DEMOCRATS IN TEXAS want Tommy Lee Jones to run for senate. Houston Chronicle via Sydney Morning Herald.

U.S. UNEMPLOYMENT RATE
Gallup Finds U.S. Unemployment Rate at 10.0% in March
Money quotes: "Despite the March uptick, Gallup's view of the U.S. jobs situation remains substantially less optimistic than the government's recent unemployment report might suggest." ... "This suggests that recent behavior on Main Street does not reflect the government's rosier assessment."

PORTUGAL FACTS
  • Portugal has about €9 billion ($12.7 billion) in debt coming due in the next three months.
  • Analysts at Barclays Capital (BCS) estimate the government has no more than €5 billion in cash available.
  • Portugal's gross domestic product of €162 billion is about 30 percent less than the market capitalization of Apple.
  • Portugal is the poorest of the original euro zone countries.
  • Unemployment is stuck at 11.1 percent, and the economy is expected to shrink 1.4 percent this year.
Source: A Bloomberg Businessweek article: "Portugal: A Bailout Is Just the Start" (March 31)

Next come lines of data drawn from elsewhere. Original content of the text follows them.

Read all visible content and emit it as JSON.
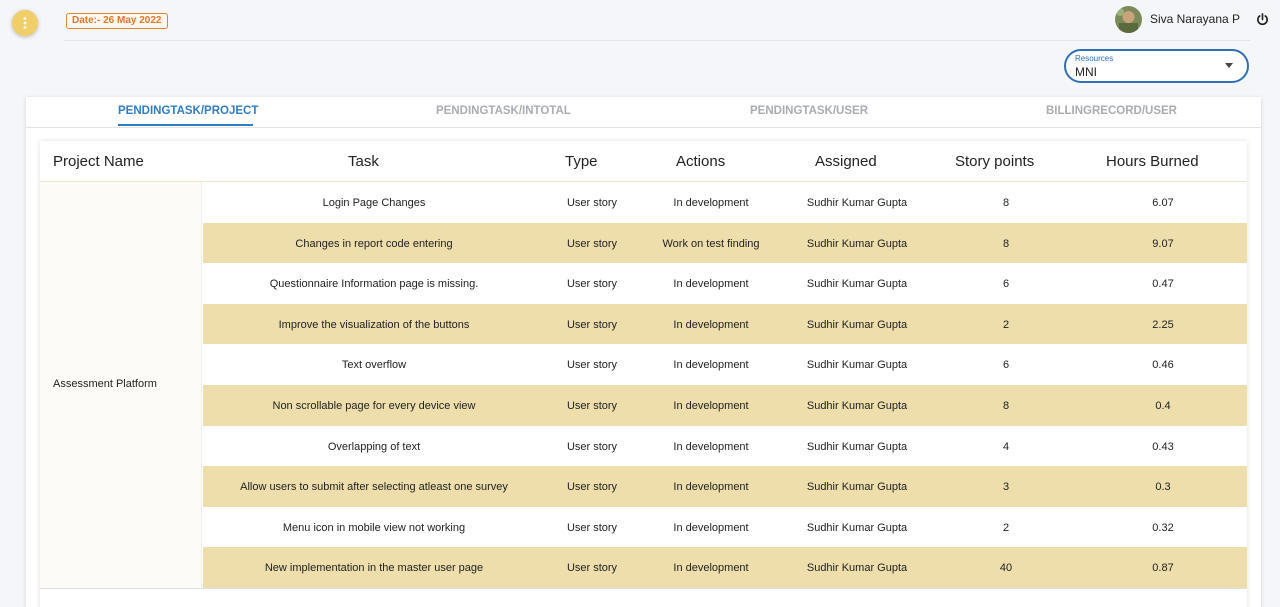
{
  "header": {
    "date_badge": "Date:- 26 May 2022",
    "user_name": "Siva Narayana P"
  },
  "resources": {
    "label": "Resources",
    "value": "MNI"
  },
  "tabs": [
    {
      "label": "PENDINGTASK/PROJECT",
      "active": true
    },
    {
      "label": "PENDINGTASK/INTOTAL",
      "active": false
    },
    {
      "label": "PENDINGTASK/USER",
      "active": false
    },
    {
      "label": "BILLINGRECORD/USER",
      "active": false
    }
  ],
  "table": {
    "columns": [
      "Project Name",
      "Task",
      "Type",
      "Actions",
      "Assigned",
      "Story points",
      "Hours Burned"
    ],
    "project_name": "Assessment Platform",
    "rows": [
      {
        "task": "Login Page Changes",
        "type": "User story",
        "action": "In development",
        "assigned": "Sudhir Kumar Gupta",
        "points": "8",
        "hours": "6.07"
      },
      {
        "task": "Changes in report code entering",
        "type": "User story",
        "action": "Work on test finding",
        "assigned": "Sudhir Kumar Gupta",
        "points": "8",
        "hours": "9.07"
      },
      {
        "task": "Questionnaire Information page is missing.",
        "type": "User story",
        "action": "In development",
        "assigned": "Sudhir Kumar Gupta",
        "points": "6",
        "hours": "0.47"
      },
      {
        "task": "Improve the visualization of the buttons",
        "type": "User story",
        "action": "In development",
        "assigned": "Sudhir Kumar Gupta",
        "points": "2",
        "hours": "2.25"
      },
      {
        "task": "Text overflow",
        "type": "User story",
        "action": "In development",
        "assigned": "Sudhir Kumar Gupta",
        "points": "6",
        "hours": "0.46"
      },
      {
        "task": "Non scrollable page for every device view",
        "type": "User story",
        "action": "In development",
        "assigned": "Sudhir Kumar Gupta",
        "points": "8",
        "hours": "0.4"
      },
      {
        "task": "Overlapping of text",
        "type": "User story",
        "action": "In development",
        "assigned": "Sudhir Kumar Gupta",
        "points": "4",
        "hours": "0.43"
      },
      {
        "task": "Allow users to submit after selecting atleast one survey",
        "type": "User story",
        "action": "In development",
        "assigned": "Sudhir Kumar Gupta",
        "points": "3",
        "hours": "0.3"
      },
      {
        "task": "Menu icon in mobile view not working",
        "type": "User story",
        "action": "In development",
        "assigned": "Sudhir Kumar Gupta",
        "points": "2",
        "hours": "0.32"
      },
      {
        "task": "New implementation in the master user page",
        "type": "User story",
        "action": "In development",
        "assigned": "Sudhir Kumar Gupta",
        "points": "40",
        "hours": "0.87"
      }
    ]
  },
  "colors": {
    "accent": "#2f7dc3",
    "row_highlight": "#eddeac",
    "menu_button": "#f0cf68",
    "date_badge": "#e0782d"
  },
  "icons": {
    "menu": "more-vert-icon",
    "power": "power-icon",
    "dropdown": "caret-down-icon"
  }
}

IRISH BANKS REQUIRE an extra €24 billion recapitalisation. (Irish Times)
This will be the fifth attempt to recapitalise the banks. It brings the cost of bailing out the sector up from €46 billion to €70 billion. Money set aside from the 85bn euro EU-IMF bail-out agreed to in November will be used. (See where the rest of the money comes from in a box at the BBC story.)

You can see why in this unrelated but relevant story. The mews houses in 2008 were priced at over €1 million each – "pretty standard at that time for a swanky two-bed mews in this neighbourhood, with all the must-have designer touches." Now they are back on the market – this time for €380,000.

AND, YES, IRELAND HAS A MILITARY. CIA Factbook page for Ireland. Wikipedia entry for Defence Forces (Ireland).